Canberra arts groups have welcomed news of a $250 million funding boost for Australia's arts industry, which has been struggling due to the impact of coronavirus.
However, some say the relief package announced on Thursday was too little, too late, with a lack of support for small or medium-sized groups.
Prime Minister Scott Morrison said the support measure would include $75 million in seed funding for production companies to put on new festivals, concerts, tours and events, while grants of between $75,000 and $2 million will be available.
Director of the Canberra Contemporary Art Space David Broker said there was little in terms of measures for the visual arts sector, with the amount allocated for grants more tailored for larger businesses.
"We're waiting and seeing if we're eligible, but it's a high amount for a minimum grant," Mr Broker said.

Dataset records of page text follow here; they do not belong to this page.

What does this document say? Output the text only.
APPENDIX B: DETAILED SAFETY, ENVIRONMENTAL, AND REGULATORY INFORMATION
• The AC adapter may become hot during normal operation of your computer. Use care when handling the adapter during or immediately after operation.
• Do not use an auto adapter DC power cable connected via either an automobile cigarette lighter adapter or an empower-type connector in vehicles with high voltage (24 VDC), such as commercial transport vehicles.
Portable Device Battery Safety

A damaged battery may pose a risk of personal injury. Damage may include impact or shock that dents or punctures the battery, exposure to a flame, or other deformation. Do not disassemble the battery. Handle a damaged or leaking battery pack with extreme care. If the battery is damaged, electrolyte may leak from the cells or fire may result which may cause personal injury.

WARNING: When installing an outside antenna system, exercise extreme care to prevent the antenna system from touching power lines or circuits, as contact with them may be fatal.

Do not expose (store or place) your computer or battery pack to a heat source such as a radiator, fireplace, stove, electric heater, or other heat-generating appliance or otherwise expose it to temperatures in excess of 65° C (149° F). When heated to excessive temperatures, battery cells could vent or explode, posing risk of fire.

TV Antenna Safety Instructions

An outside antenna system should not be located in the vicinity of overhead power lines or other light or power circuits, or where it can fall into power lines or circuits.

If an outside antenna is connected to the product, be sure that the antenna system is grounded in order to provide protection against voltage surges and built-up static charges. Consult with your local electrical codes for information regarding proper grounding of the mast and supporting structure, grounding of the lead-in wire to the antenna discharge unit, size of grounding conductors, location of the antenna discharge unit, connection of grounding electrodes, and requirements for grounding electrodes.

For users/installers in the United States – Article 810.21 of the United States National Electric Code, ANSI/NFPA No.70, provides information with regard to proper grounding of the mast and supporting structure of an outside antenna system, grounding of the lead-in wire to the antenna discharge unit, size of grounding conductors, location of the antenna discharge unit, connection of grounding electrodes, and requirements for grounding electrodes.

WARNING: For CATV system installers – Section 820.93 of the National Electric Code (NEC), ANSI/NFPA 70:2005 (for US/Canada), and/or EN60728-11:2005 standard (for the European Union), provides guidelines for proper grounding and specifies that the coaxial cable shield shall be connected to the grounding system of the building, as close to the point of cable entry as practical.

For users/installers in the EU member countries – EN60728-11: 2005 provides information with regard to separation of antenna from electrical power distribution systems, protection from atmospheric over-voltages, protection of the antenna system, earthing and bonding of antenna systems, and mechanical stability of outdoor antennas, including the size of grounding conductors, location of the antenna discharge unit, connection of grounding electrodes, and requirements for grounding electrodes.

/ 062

"The support package is primarily for the performance industry, and when the $250m is sprinkled around the sector, visual arts are likely to get nothing."

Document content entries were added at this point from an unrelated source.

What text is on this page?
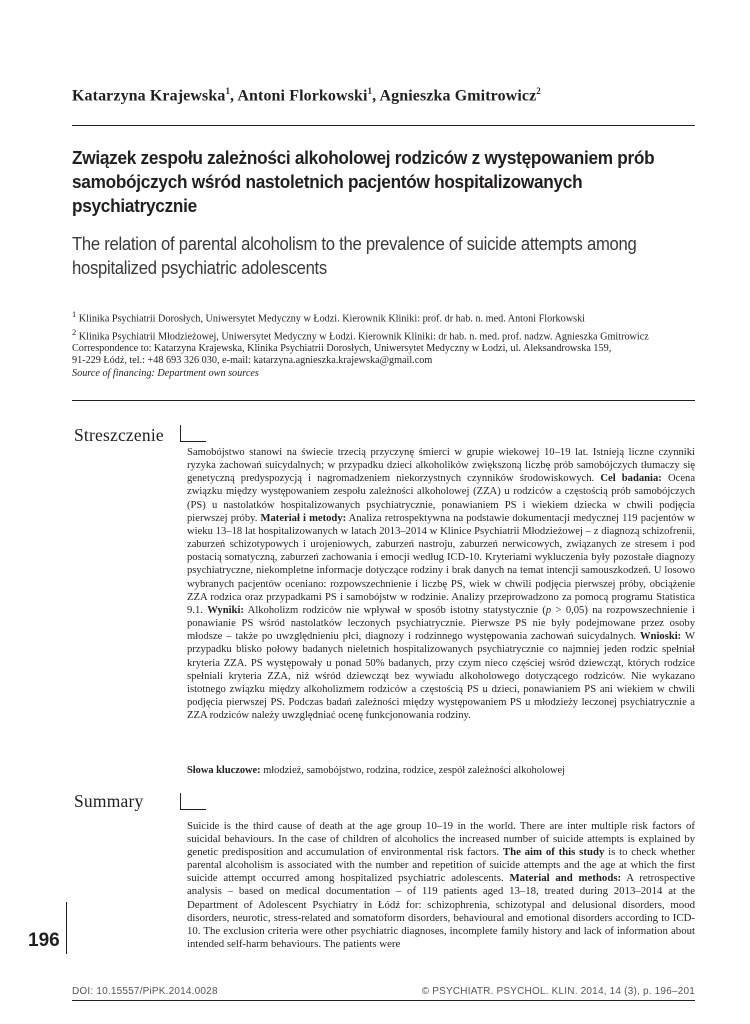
Katarzyna Krajewska$^1$, Antoni Florkowski$^1$, Agnieszka Gmitrowicz$^2$
Związek zespołu zależności alkoholowej rodziców z występowaniem prób samobójczych wśród nastoletnich pacjentów hospitalizowanych psychiatrycznie
The relation of parental alcoholism to the prevalence of suicide attempts among hospitalized psychiatric adolescents
$^1$ Klinika Psychiatrii Dorosłych, Uniwersytet Medyczny w Łodzi. Kierownik Kliniki: prof. dr hab. n. med. Antoni Florkowski
$^2$ Klinika Psychiatrii Młodzieżowej, Uniwersytet Medyczny w Łodzi. Kierownik Kliniki: dr hab. n. med. prof. nadzw. Agnieszka Gmitrowicz
Correspondence to: Katarzyna Krajewska, Klinika Psychiatrii Dorosłych, Uniwersytet Medyczny w Łodzi, ul. Aleksandrowska 159,
91-229 Łódź, tel.: +48 693 326 030, e-mail: katarzyna.agnieszka.krajewska@gmail.com
Source of financing: Department own sources
Streszczenie
Samobójstwo stanowi na świecie trzecią przyczynę śmierci w grupie wiekowej 10–19 lat. Istnieją liczne czynniki ryzyka zachowań suicydalnych; w przypadku dzieci alkoholików zwiększoną liczbę prób samobójczych tłumaczy się genetyczną predyspozycją i nagromadzeniem niekorzystnych czynników środowiskowych. Cel badania: Ocena związku między występowaniem zespołu zależności alkoholowej (ZZA) u rodziców a częstością prób samobójczych (PS) u nastolatków hospitalizowanych psychiatrycznie, ponawianiem PS i wiekiem dziecka w chwili podjęcia pierwszej próby. Materiał i metody: Analiza retrospektywna na podstawie dokumentacji medycznej 119 pacjentów w wieku 13–18 lat hospitalizowanych w latach 2013–2014 w Klinice Psychiatrii Młodzieżowej – z diagnozą schizofrenii, zaburzeń schizotypowych i urojeniowych, zaburzeń nastroju, zaburzeń nerwicowych, związanych ze stresem i pod postacią somatyczną, zaburzeń zachowania i emocji według ICD-10. Kryteriami wykluczenia były pozostałe diagnozy psychiatryczne, niekompletne informacje dotyczące rodziny i brak danych na temat intencji samouszkodzeń. U losowo wybranych pacjentów oceniano: rozpowszechnienie i liczbę PS, wiek w chwili podjęcia pierwszej próby, obciążenie ZZA rodzica oraz przypadkami PS i samobójstw w rodzinie. Analizy przeprowadzono za pomocą programu Statistica 9.1. Wyniki: Alkoholizm rodziców nie wpływał w sposób istotny statystycznie (p > 0,05) na rozpowszechnienie i ponawianie PS wśród nastolatków leczonych psychiatrycznie. Pierwsze PS nie były podejmowane przez osoby młodsze – także po uwzględnieniu płci, diagnozy i rodzinnego występowania zachowań suicydalnych. Wnioski: W przypadku blisko połowy badanych nieletnich hospitalizowanych psychiatrycznie co najmniej jeden rodzic spełniał kryteria ZZA. PS występowały u ponad 50% badanych, przy czym nieco częściej wśród dziewcząt, których rodzice spełniali kryteria ZZA, niż wśród dziewcząt bez wywiadu alkoholowego dotyczącego rodziców. Nie wykazano istotnego związku między alkoholizmem rodziców a częstością PS u dzieci, ponawianiem PS ani wiekiem w chwili podjęcia pierwszej PS. Podczas badań zależności między występowaniem PS u młodzieży leczonej psychiatrycznie a ZZA rodziców należy uwzględniać ocenę funkcjonowania rodziny.
Słowa kluczowe: młodzież, samobójstwo, rodzina, rodzice, zespół zależności alkoholowej
Summary
Suicide is the third cause of death at the age group 10–19 in the world. There are inter multiple risk factors of suicidal behaviours. In the case of children of alcoholics the increased number of suicide attempts is explained by genetic predisposition and accumulation of environmental risk factors. The aim of this study is to check whether parental alcoholism is associated with the number and repetition of suicide attempts and the age at which the first suicide attempt occurred among hospitalized psychiatric adolescents. Material and methods: A retrospective analysis – based on medical documentation – of 119 patients aged 13–18, treated during 2013–2014 at the Department of Adolescent Psychiatry in Łódź for: schizophrenia, schizotypal and delusional disorders, mood disorders, neurotic, stress-related and somatoform disorders, behavioural and emotional disorders according to ICD-10. The exclusion criteria were other psychiatric diagnoses, incomplete family history and lack of information about intended self-harm behaviours. The patients were
196
DOI: 10.15557/PiPK.2014.0028	© PSYCHIATR. PSYCHOL. KLIN. 2014, 14 (3), p. 196–201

Before coronavirus hit the industry, the art space was set to move into a new home next to Lake Burley Griffin.
Now its director said two years of programming had been pushed back with many exhibitions up in the air. "The whole sector is up in arms and galleries and museums are expected to be open and full of optimism to carry us through this," Mr Broker said.
Chief executive of Screen Canberra Monica Penders was more optimistic about the relief measures.

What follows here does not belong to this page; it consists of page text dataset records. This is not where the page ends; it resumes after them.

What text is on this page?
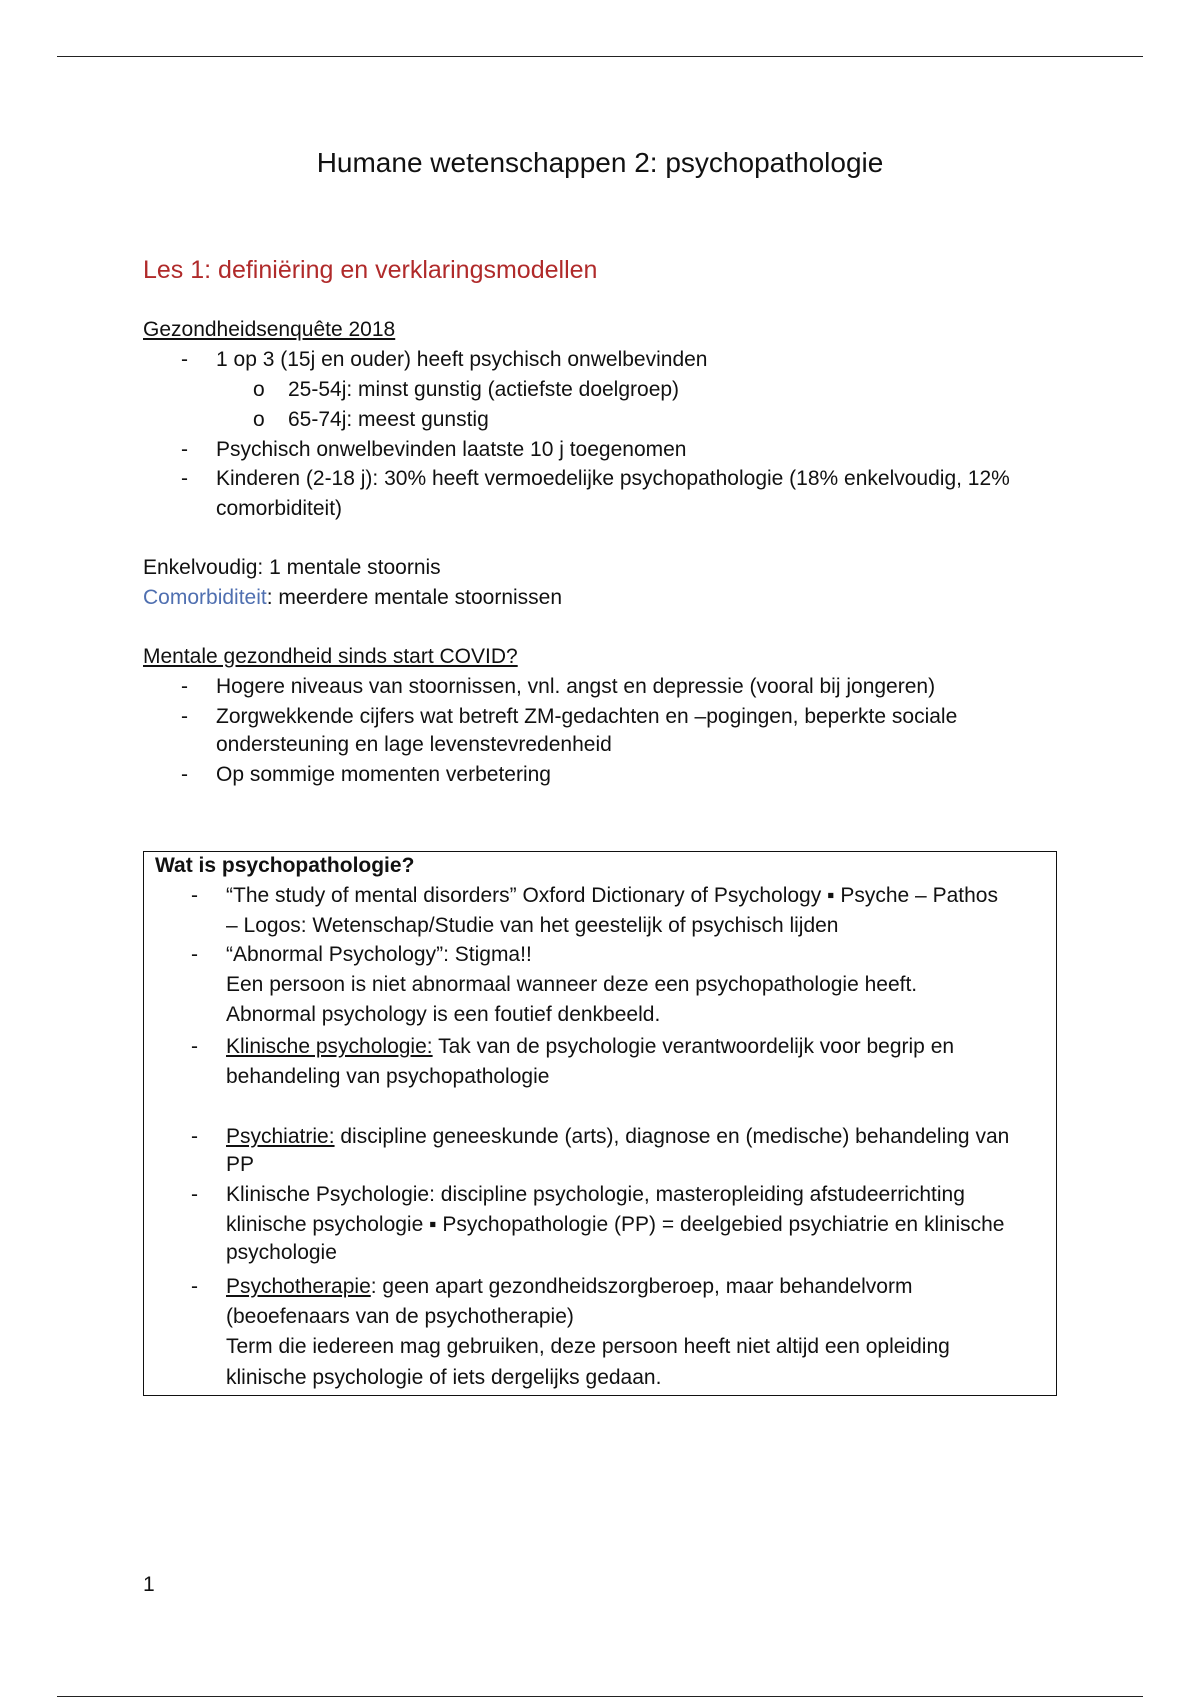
Humane wetenschappen 2: psychopathologie
Les 1: definiëring en verklaringsmodellen
Gezondheidsenquête 2018
- 1 op 3 (15j en ouder) heeft psychisch onwelbevinden
o 25-54j: minst gunstig (actiefste doelgroep)
o 65-74j: meest gunstig
- Psychisch onwelbevinden laatste 10 j toegenomen
- Kinderen (2-18 j): 30% heeft vermoedelijke psychopathologie (18% enkelvoudig, 12%
comorbiditeit)
Enkelvoudig: 1 mentale stoornis
Comorbiditeit: meerdere mentale stoornissen
Mentale gezondheid sinds start COVID?
- Hogere niveaus van stoornissen, vnl. angst en depressie (vooral bij jongeren)
- Zorgwekkende cijfers wat betreft ZM-gedachten en –pogingen, beperkte sociale
ondersteuning en lage levenstevredenheid
- Op sommige momenten verbetering
Wat is psychopathologie?
- “The study of mental disorders” Oxford Dictionary of Psychology ▪ Psyche – Pathos
– Logos: Wetenschap/Studie van het geestelijk of psychisch lijden
- “Abnormal Psychology”: Stigma!!
Een persoon is niet abnormaal wanneer deze een psychopathologie heeft.
Abnormal psychology is een foutief denkbeeld.
- Klinische psychologie: Tak van de psychologie verantwoordelijk voor begrip en
behandeling van psychopathologie
- Psychiatrie: discipline geneeskunde (arts), diagnose en (medische) behandeling van
PP
- Klinische Psychologie: discipline psychologie, masteropleiding afstudeerrichting
klinische psychologie ▪ Psychopathologie (PP) = deelgebied psychiatrie en klinische
psychologie
- Psychotherapie: geen apart gezondheidszorgberoep, maar behandelvorm
(beoefenaars van de psychotherapie)
Term die iedereen mag gebruiken, deze persoon heeft niet altijd een opleiding
klinische psychologie of iets dergelijks gedaan.
1
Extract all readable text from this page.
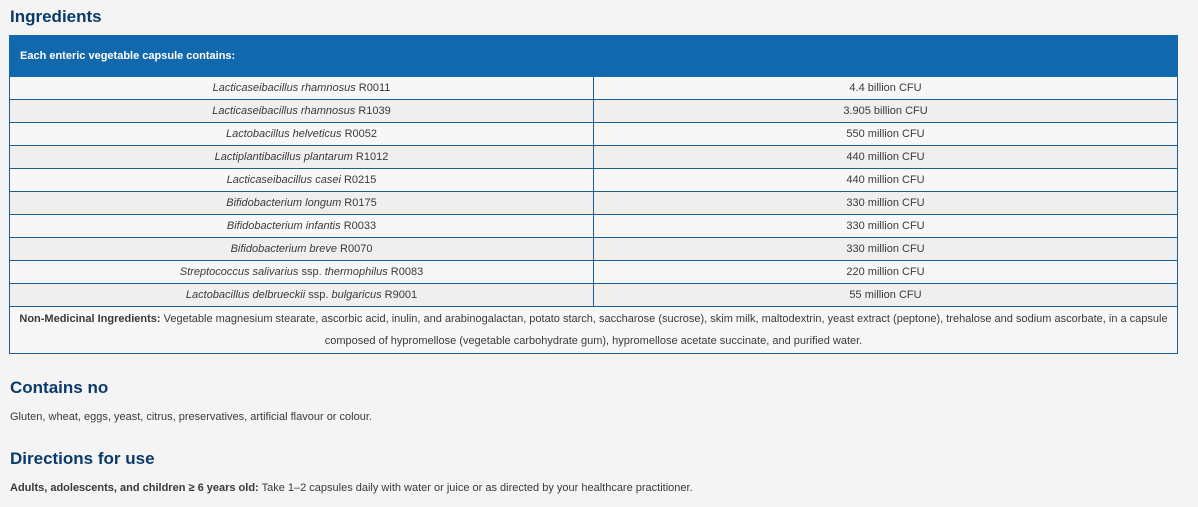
Ingredients
Each enteric vegetable capsule contains:	
Lacticaseibacillus rhamnosus R0011	4.4 billion CFU
Lacticaseibacillus rhamnosus R1039	3.905 billion CFU
Lactobacillus helveticus R0052	550 million CFU
Lactiplantibacillus plantarum R1012	440 million CFU
Lacticaseibacillus casei R0215	440 million CFU
Bifidobacterium longum R0175	330 million CFU
Bifidobacterium infantis R0033	330 million CFU
Bifidobacterium breve R0070	330 million CFU
Streptococcus salivarius ssp. thermophilus R0083	220 million CFU
Lactobacillus delbrueckii ssp. bulgaricus R9001	55 million CFU
Non-Medicinal Ingredients: Vegetable magnesium stearate, ascorbic acid, inulin, and arabinogalactan, potato starch, saccharose (sucrose), skim milk, maltodextrin, yeast extract (peptone), trehalose and sodium ascorbate, in a capsule composed of hypromellose (vegetable carbohydrate gum), hypromellose acetate succinate, and purified water.	
Contains no

Gluten, wheat, eggs, yeast, citrus, preservatives, artificial flavour or colour.

Directions for use

Adults, adolescents, and children ≥ 6 years old: Take 1–2 capsules daily with water or juice or as directed by your healthcare practitioner.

"Certainly anything at this stage is a step forward. One of the big issues has been we can't insure productions against COVID-19, and what the funding might do is alleviate some of the issues," she said.
"What I would like to see is projects start back up again that had to stop."
Artistic director of the Belconnen Arts Centre Monika McInerney said the centre had only just opened a new performing area before the lockdown happened.
She said the arts sector had been resilient during the months of closures.
"This is an enormous opportunity and we wanted to be able to find ways of engaging with artists to be able to have some incoming coming in again," Ms McInerney said.